After fruitful years as a teacher, Sister Therese is living at the St. Joseph Sisters’ motherhouse in Chestnut Hill. She has kept fond memories of the many good people she worked with at the F.B.I., many of them Catholic, and she was not alone in entering religious life. In Philadelphia, “I knew Mary McCall, she was a stenographer [for the F.B.I.]. She entered the Sisters of the Blessed Sacrament as Sister Maria Espiritu.”
Sister Maria, who spent years in the missions and is now living at the Blessed Sacrament Sisters’ Motherhouse in Bensalem, didn’t make the July reunion but she too has stories to tell.
Sister Maria Espiritu was actually the secretary to the Philadelphia agent in charge and worked there until 1953 when she entered the Blessed Sacrament Sisters. She said because most of their socialization was with other FBI employees “we formed very close bonds.” Asked about the striking number of Irish Catholics in the agency, she said they joked that F.B.I. meant “foreign-born Irish.”
Joseph McQuillan of St. Alphonsus Parish, Maple Glen, started his career in electrical contracting work before taking the F.B.I. test. “I didn’t think I’d qualify, but I did,” he said. An agent from 1966 to 1998, he began in investigative work in Mississippi and Detroit, covering the gamut – extortion, bank robberies, organized crime and kidnappings.
Then, because of his electrical background, he was transferred to the technical field – electronic surveillance, telephone taps and covert operations – rising to technical operations supervisor for the Philadelphia office. In a way, surveillance work was more dangerous. Because it was covert, the agents didn’t just have to be wary of aggressive criminals, they could be mistaken for a robber by security people and police, McQuillan noted.
Again, the great satisfaction was in “seeing results of your efforts. You’d testify and see the criminals go off to jail most of the time,” he said.
In retirement, McQuillan is an avid collector of F.B.I. memorabilia and F.B.I.-based toys, and exhibited part of this collection at the summer celebration.
Deborah Tooey, of St. Luke Parish, Glenside, was born into the F.B.I. Her father was an agent for 25 years. She worked at Bonwit Teller in her student days at Melrose Academy. Then her father talked her into taking the F.B.I. test.

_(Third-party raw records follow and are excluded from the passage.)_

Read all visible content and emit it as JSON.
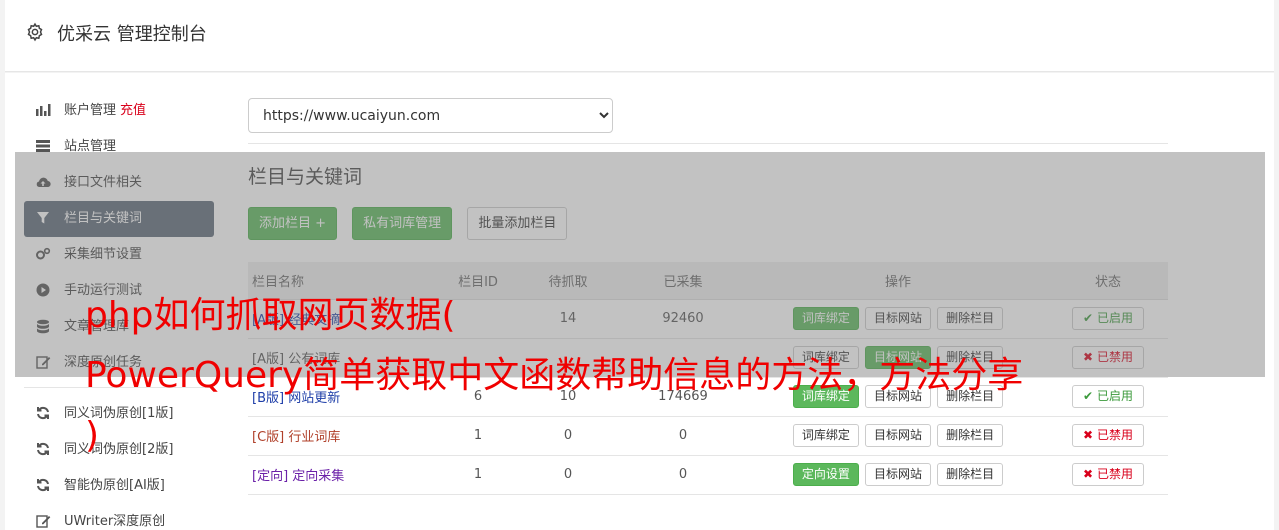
{
  "header": {
    "title": "优采云 管理控制台",
    "icon": "gear-icon"
  },
  "sidebar": {
    "items": [
      {
        "label": "账户管理",
        "badge": "充值",
        "icon": "bar-chart-icon"
      },
      {
        "label": "站点管理",
        "icon": "server-icon"
      },
      {
        "label": "接口文件相关",
        "icon": "cloud-upload-icon"
      },
      {
        "label": "栏目与关键词",
        "icon": "filter-icon",
        "active": true
      },
      {
        "label": "采集细节设置",
        "icon": "cogs-icon"
      },
      {
        "label": "手动运行测试",
        "icon": "play-circle-icon"
      },
      {
        "label": "文章管理库",
        "icon": "database-icon"
      },
      {
        "label": "深度原创任务",
        "icon": "edit-icon"
      }
    ],
    "items2": [
      {
        "label": "同义词伪原创[1版]",
        "icon": "refresh-icon"
      },
      {
        "label": "同义词伪原创[2版]",
        "icon": "refresh-icon"
      },
      {
        "label": "智能伪原创[AI版]",
        "icon": "refresh-icon"
      },
      {
        "label": "UWriter深度原创",
        "icon": "edit-icon"
      }
    ]
  },
  "site_select": {
    "value": "https://www.ucaiyun.com"
  },
  "section": {
    "title": "栏目与关键词"
  },
  "buttons": {
    "add_column": "添加栏目 +",
    "private_lib": "私有词库管理",
    "batch_add": "批量添加栏目"
  },
  "table": {
    "headers": [
      "栏目名称",
      "栏目ID",
      "待抓取",
      "已采集",
      "操作",
      "状态"
    ],
    "rows": [
      {
        "tag": "[A版]",
        "name": "经典文摘",
        "id": "",
        "wait": "14",
        "done": "92460",
        "op1": "词库绑定",
        "op2": "目标网站",
        "op3": "删除栏目",
        "status": "已启用",
        "on": true
      },
      {
        "tag": "[A版]",
        "name": "公有词库",
        "id": "",
        "wait": "",
        "done": "",
        "op1": "词库绑定",
        "op2": "目标网站",
        "op3": "删除栏目",
        "status": "已禁用",
        "on": false
      },
      {
        "tag": "[B版]",
        "name": "网站更新",
        "id": "6",
        "wait": "10",
        "done": "174669",
        "op1": "词库绑定",
        "op2": "目标网站",
        "op3": "删除栏目",
        "status": "已启用",
        "on": true
      },
      {
        "tag": "[C版]",
        "name": "行业词库",
        "id": "1",
        "wait": "0",
        "done": "0",
        "op1": "词库绑定",
        "op2": "目标网站",
        "op3": "删除栏目",
        "status": "已禁用",
        "on": false
      },
      {
        "tag": "[定向]",
        "name": "定向采集",
        "id": "1",
        "wait": "0",
        "done": "0",
        "op1": "定向设置",
        "op2": "目标网站",
        "op3": "删除栏目",
        "status": "已禁用",
        "on": false
      }
    ]
  },
  "headline": {
    "line1": "php如何抓取网页数据(",
    "line2": "PowerQuery简单获取中文函数帮助信息的方法，方法分享",
    "line3": ")"
  }
}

She started in 1959 and stayed 37 years. Back then women could not be agents so she began in a clerical position, went on to be a radio operator and finally an investigative assistant doing background checks. Her work involved “bank robberies, extortion, kidnapping; it was all very interesting,” she said. “I enjoyed it immensely, it was a wonderful job. I think it’s changed now. Its come a long way with computers and other things,” she said.
After her retirement, Tooey devoted her time to the sick elderly, including her own mother. She never entered formal employment again. The F.B.I. was enough for a lifetime. “It was a wonderful place and I’ve met all my friends from there. I would recommend it to anyone,” she said.
Lou Baldwin is a member of St. Leo Parish and a freelance writer.